“Dissertation Notes” is the oh-so-clever name of my regular segment briefly highlighting the interesting, unusual, or thought-provoking materials I have come across while working on my dissertation. Aimed at a broad audience that includes media scholars, general interest readers, and gamers looking to know more about their hobby/obsession, I intend to demonstrate through a variety of sources the complex history of video games in America and their complicated, at times hotly-contested, relationship with larger debates over leisure, technology, and mass culture.

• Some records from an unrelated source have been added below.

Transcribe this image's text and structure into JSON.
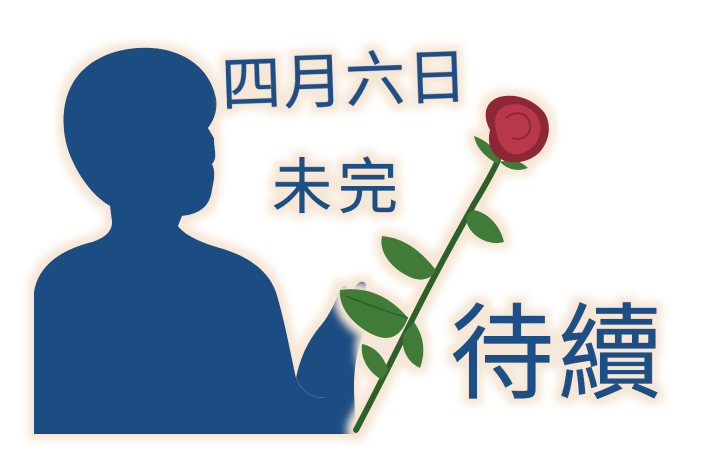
{
  "line1": "四月六日",
  "line2": "未完",
  "line3": "待續",
  "colors": {
    "silhouette": "#1a4d82",
    "text": "#1e4f86",
    "rose": "#b8374c",
    "rose_dark": "#8e2536",
    "leaf": "#3f7c37",
    "leaf_dark": "#2e612a",
    "glow": "#f6e7d6"
  },
  "icons": {
    "figure": "person-silhouette",
    "flower": "rose"
  }
}
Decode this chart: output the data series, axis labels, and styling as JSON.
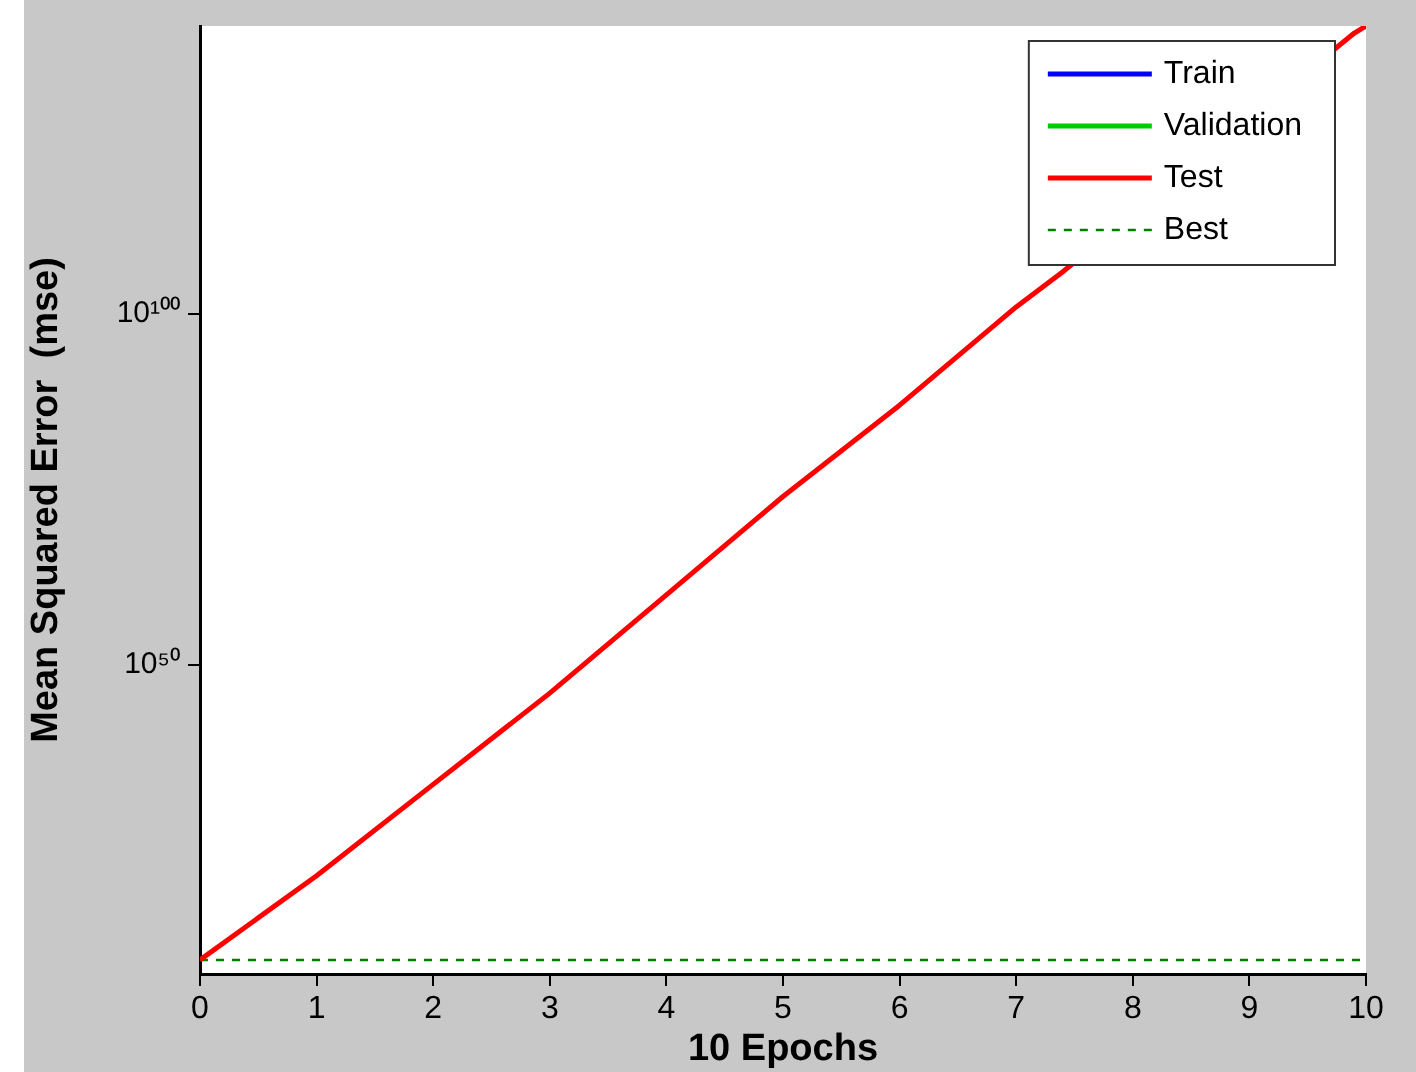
{
  "chart_data": {
    "type": "line",
    "xlabel": "10 Epochs",
    "ylabel": "Mean Squared Error  (mse)",
    "log": "y",
    "xlim": [
      0,
      10
    ],
    "ylim": [
      1000000.0,
      1e+141
    ],
    "xticks": [
      0,
      1,
      2,
      3,
      4,
      5,
      6,
      7,
      8,
      9,
      10
    ],
    "yticks": [
      {
        "value": 1e+50,
        "label": "10⁵⁰"
      },
      {
        "value": 1e+100,
        "label": "10¹⁰⁰"
      }
    ],
    "legend": "top right",
    "series": [
      {
        "name": "Train",
        "color": "#0000ff"
      },
      {
        "name": "Validation",
        "color": "#00cc00"
      },
      {
        "name": "Test",
        "color": "#ff0000",
        "x": [
          0,
          1,
          2,
          3,
          4,
          5,
          6,
          7,
          7.4,
          9.9,
          10
        ],
        "values": [
          100000000.0,
          1e+20,
          1e+33,
          1e+46,
          1e+60,
          1e+74,
          1e+87,
          1e+101,
          1e+106,
          1e+140,
          1e+141
        ]
      },
      {
        "name": "Best",
        "color": "#008000",
        "line_style": "dashed",
        "x": [
          0,
          10
        ],
        "values": [
          100000000.0,
          100000000.0
        ]
      }
    ]
  }
}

In the weeks following the tragic school shooting in Newtown, CT, there have been renewed debates over the relationship between media violence, particularly as it is depicted in video games, and real-world acts of violence. However, the moral panic over allegedly violent media has a long history, fervor over which seems to periodically billowing up and recede like the tides. During the 1980s, there was a pervasive fear among a small but vocal collection of moral activists that there was a war going on for the minds and souls of children and teenagers more fierce than the Cold War. Media groups such as the National Coalition on Television Violence and the Parents’ Music Resource Council led campaigns against the perceived negative influence of media, tying the consumption of popular media such as television and rock music with delinquency and violent crime. In many respects, the campaign against violent video games in the early 1990s that led to the creation of the ESRB had its ideological origins in these earlier crusades.

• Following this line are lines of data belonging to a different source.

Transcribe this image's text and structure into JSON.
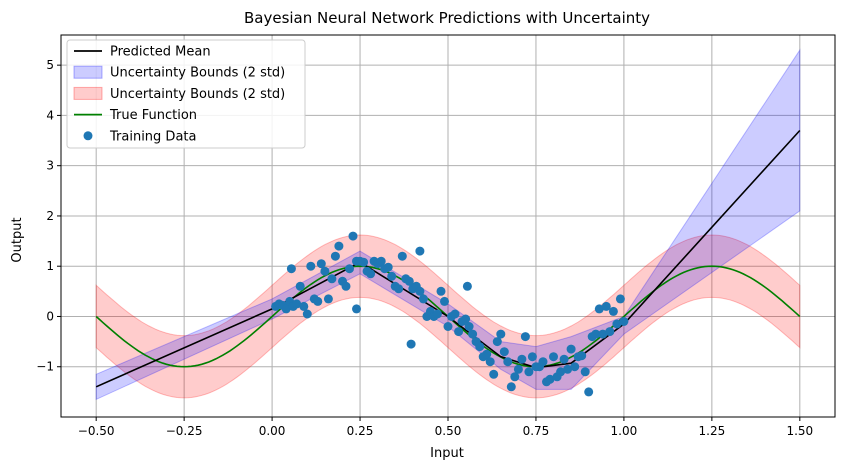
{
  "chart_data": {
    "type": "line",
    "title": "Bayesian Neural Network Predictions with Uncertainty",
    "xlabel": "Input",
    "ylabel": "Output",
    "xlim": [
      -0.6,
      1.6
    ],
    "ylim": [
      -2.0,
      5.6
    ],
    "xticks": [
      -0.5,
      -0.25,
      0.0,
      0.25,
      0.5,
      0.75,
      1.0,
      1.25,
      1.5
    ],
    "xtick_labels": [
      "−0.50",
      "−0.25",
      "0.00",
      "0.25",
      "0.50",
      "0.75",
      "1.00",
      "1.25",
      "1.50"
    ],
    "yticks": [
      -1,
      0,
      1,
      2,
      3,
      4,
      5
    ],
    "ytick_labels": [
      "−1",
      "0",
      "1",
      "2",
      "3",
      "4",
      "5"
    ],
    "grid": true,
    "legend_position": "top-left",
    "legend": [
      {
        "label": "Predicted Mean",
        "kind": "line",
        "color": "#000000"
      },
      {
        "label": "Uncertainty Bounds (2 std)",
        "kind": "patch",
        "color": "#0000ff"
      },
      {
        "label": "Uncertainty Bounds (2 std)",
        "kind": "patch",
        "color": "#ff0000"
      },
      {
        "label": "True Function",
        "kind": "line",
        "color": "#008000"
      },
      {
        "label": "Training Data",
        "kind": "marker",
        "color": "#1f77b4"
      }
    ],
    "colors": {
      "mean": "#000000",
      "blue_band": "#0000ff",
      "red_band": "#ff0000",
      "true_function": "#008000",
      "points": "#1f77b4",
      "grid": "#b0b0b0"
    },
    "predicted_mean": {
      "x": [
        -0.5,
        0.0,
        0.25,
        0.5,
        0.65,
        0.75,
        0.85,
        1.0,
        1.5
      ],
      "y": [
        -1.4,
        0.15,
        1.08,
        0.0,
        -0.8,
        -1.02,
        -0.93,
        -0.15,
        3.7
      ]
    },
    "blue_band": {
      "x": [
        -0.5,
        0.0,
        0.25,
        0.5,
        0.65,
        0.75,
        0.85,
        1.0,
        1.5
      ],
      "lower": [
        -1.65,
        -0.05,
        0.85,
        -0.2,
        -1.05,
        -1.45,
        -1.45,
        -0.35,
        2.1
      ],
      "upper": [
        -1.15,
        0.35,
        1.3,
        0.25,
        -0.5,
        -0.6,
        -0.4,
        0.0,
        5.3
      ]
    },
    "red_band": {
      "x_start": -0.5,
      "x_end": 1.5,
      "half_width": 0.62
    },
    "true_function": {
      "x_start": -0.5,
      "x_end": 1.5,
      "formula": "sin(2πx)"
    },
    "training_data": {
      "x": [
        0.01,
        0.02,
        0.03,
        0.04,
        0.05,
        0.06,
        0.07,
        0.08,
        0.09,
        0.1,
        0.11,
        0.12,
        0.13,
        0.14,
        0.15,
        0.16,
        0.17,
        0.18,
        0.19,
        0.2,
        0.21,
        0.22,
        0.23,
        0.24,
        0.25,
        0.26,
        0.27,
        0.28,
        0.29,
        0.3,
        0.31,
        0.32,
        0.33,
        0.34,
        0.35,
        0.36,
        0.37,
        0.38,
        0.39,
        0.4,
        0.41,
        0.42,
        0.43,
        0.44,
        0.45,
        0.46,
        0.47,
        0.48,
        0.49,
        0.5,
        0.51,
        0.52,
        0.53,
        0.54,
        0.55,
        0.56,
        0.57,
        0.58,
        0.59,
        0.6,
        0.61,
        0.62,
        0.63,
        0.64,
        0.65,
        0.66,
        0.67,
        0.68,
        0.69,
        0.7,
        0.71,
        0.72,
        0.73,
        0.74,
        0.75,
        0.76,
        0.77,
        0.78,
        0.79,
        0.8,
        0.81,
        0.82,
        0.83,
        0.84,
        0.85,
        0.86,
        0.87,
        0.88,
        0.89,
        0.9,
        0.91,
        0.92,
        0.93,
        0.94,
        0.95,
        0.96,
        0.97,
        0.98,
        0.99,
        1.0,
        0.055,
        0.395,
        0.42,
        0.555,
        0.24
      ],
      "y": [
        0.2,
        0.25,
        0.22,
        0.15,
        0.3,
        0.2,
        0.25,
        0.6,
        0.2,
        0.05,
        1.0,
        0.35,
        0.3,
        1.05,
        0.9,
        0.35,
        0.75,
        1.2,
        1.4,
        0.7,
        0.6,
        0.95,
        1.6,
        1.1,
        1.1,
        1.08,
        0.9,
        0.85,
        1.1,
        1.05,
        1.1,
        0.95,
        0.98,
        0.8,
        0.6,
        0.55,
        1.2,
        0.75,
        0.7,
        0.55,
        0.6,
        0.5,
        0.35,
        0.0,
        0.1,
        0.0,
        0.05,
        0.5,
        0.3,
        -0.2,
        0.0,
        0.05,
        -0.3,
        -0.1,
        -0.05,
        -0.2,
        -0.35,
        -0.5,
        -0.6,
        -0.8,
        -0.75,
        -0.9,
        -1.15,
        -0.5,
        -0.35,
        -0.7,
        -0.9,
        -1.4,
        -1.2,
        -1.05,
        -0.85,
        -0.4,
        -1.1,
        -0.8,
        -1.0,
        -1.0,
        -0.9,
        -1.3,
        -1.25,
        -0.8,
        -1.2,
        -1.1,
        -0.85,
        -1.05,
        -0.65,
        -1.0,
        -0.8,
        -0.78,
        -1.1,
        -1.5,
        -0.4,
        -0.35,
        0.15,
        -0.35,
        0.2,
        -0.3,
        0.1,
        -0.15,
        0.35,
        -0.1,
        0.95,
        -0.55,
        1.3,
        0.6,
        0.15
      ]
    }
  }
}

One such media activist was Patricia Pulling. On, June 9, 1982, Pulling and her husband returned to their Montpelier, VA, home to find their son Irving, Jr., (Bink) dead from a self-inflicted gunshot wound. In the aftermath, the grief-stricken Pulling searched for an explanation, settling on Bink’s frequent play of the fantasy roleplaying game Dungeons and Dragons as the cause for his suicide. She connected D&D gameplay with an interest in the occult, arguing Bink committed suicide after a fellow player placed a “death curse” on him during a session. Thus began Pulling’s campaign to thwart the powers of darkness and spare other parents the tragedy she endured.
After an unsuccessful lawsuit against Bink’s high school, Pulling founded “Bothered About Dungeons and Dragons.” BADD distributed pamphlets and engaged in letter-writing campaigns to warn parents, teachers, and law enforcement officials of the insidious influence of the occult on teenagers. BADD also partnered with NCTV to petition the Federal Trade Commission to require D&D producer TSR to print warning labels on all their RPG materials, warning parents of their possible corrupting influences. Along the way she became a licensed private investigator and a self-styled “expert” on the occult and appeared on talk shows and at several criminal trials as an expert witness on “cult crimes.”
In 1989, Pulling teamed up with freelance writer Kathy Cawthon to compose her manifesto against D&D and the occult. The provocatively-titled “The Devil’s Web: Who is Stalking Your Children for Satan?” enumerated upon a vast Satanic conspiracy hell-bent on destroying traditional family values and luring impressionable teens into a world of sex, delinquency, violence, and death. Pulling held this conspiracy responsible for a litany of murders, both solved and unsolved, as well as such acts as graffiti and cattle mutilation (if you are having trouble visualizing the thought process, check out Jack Chick’s 1984 comic “Dark Dungeons“). Dungeons & Dragons and other “occult” media such as heavy metal music, according to Pulling, were just the first step on a dark road that led to violent crime:
“The child who is obsessed with occult entertainment may stop there, but he often moves on to satanic graffiti and cemetery vandalism. From that point, he easily moves on to grave robbing for items needed for occult rituals, and he is just a step away from blood-letting. Blood-letting begins with animal killings and mutilations and progresses to murder if intervention does not take place” (Pulling 41-2)
Despite her apocalyptic rhetoric, Pulling’s observations were largely based on conjecture, the testimonies of confessed murderers, and an extremely literal reading of D&D materials (for example, she interpreted the role of the Dungeon Master as a driving force of a campaign and arbiter of the game’s rules to mean something akin to a cult leader who forced players to sacrifice their free will). The Devil’s Web prompted science fiction author Michael Stackpole to publish “The Pulling Report” in 1990, in which he refuted many of Pulling’s claims and called her alleged credentials into question.
There is so much to extrapolate from The Devil’s Web, more than I can do justice for in a brief blog post. Her work reveals some of those anxieties over the role of mass media on teenagers and how some groups during the 1980s responded to what they perceived as a threat to the family unit and “traditional” moral values. In their crusade against Satan, Pulling and her followers were at the extreme end, but there were others who took on similar campaigns as well. I will be sure to elaborate on several more of them in the future.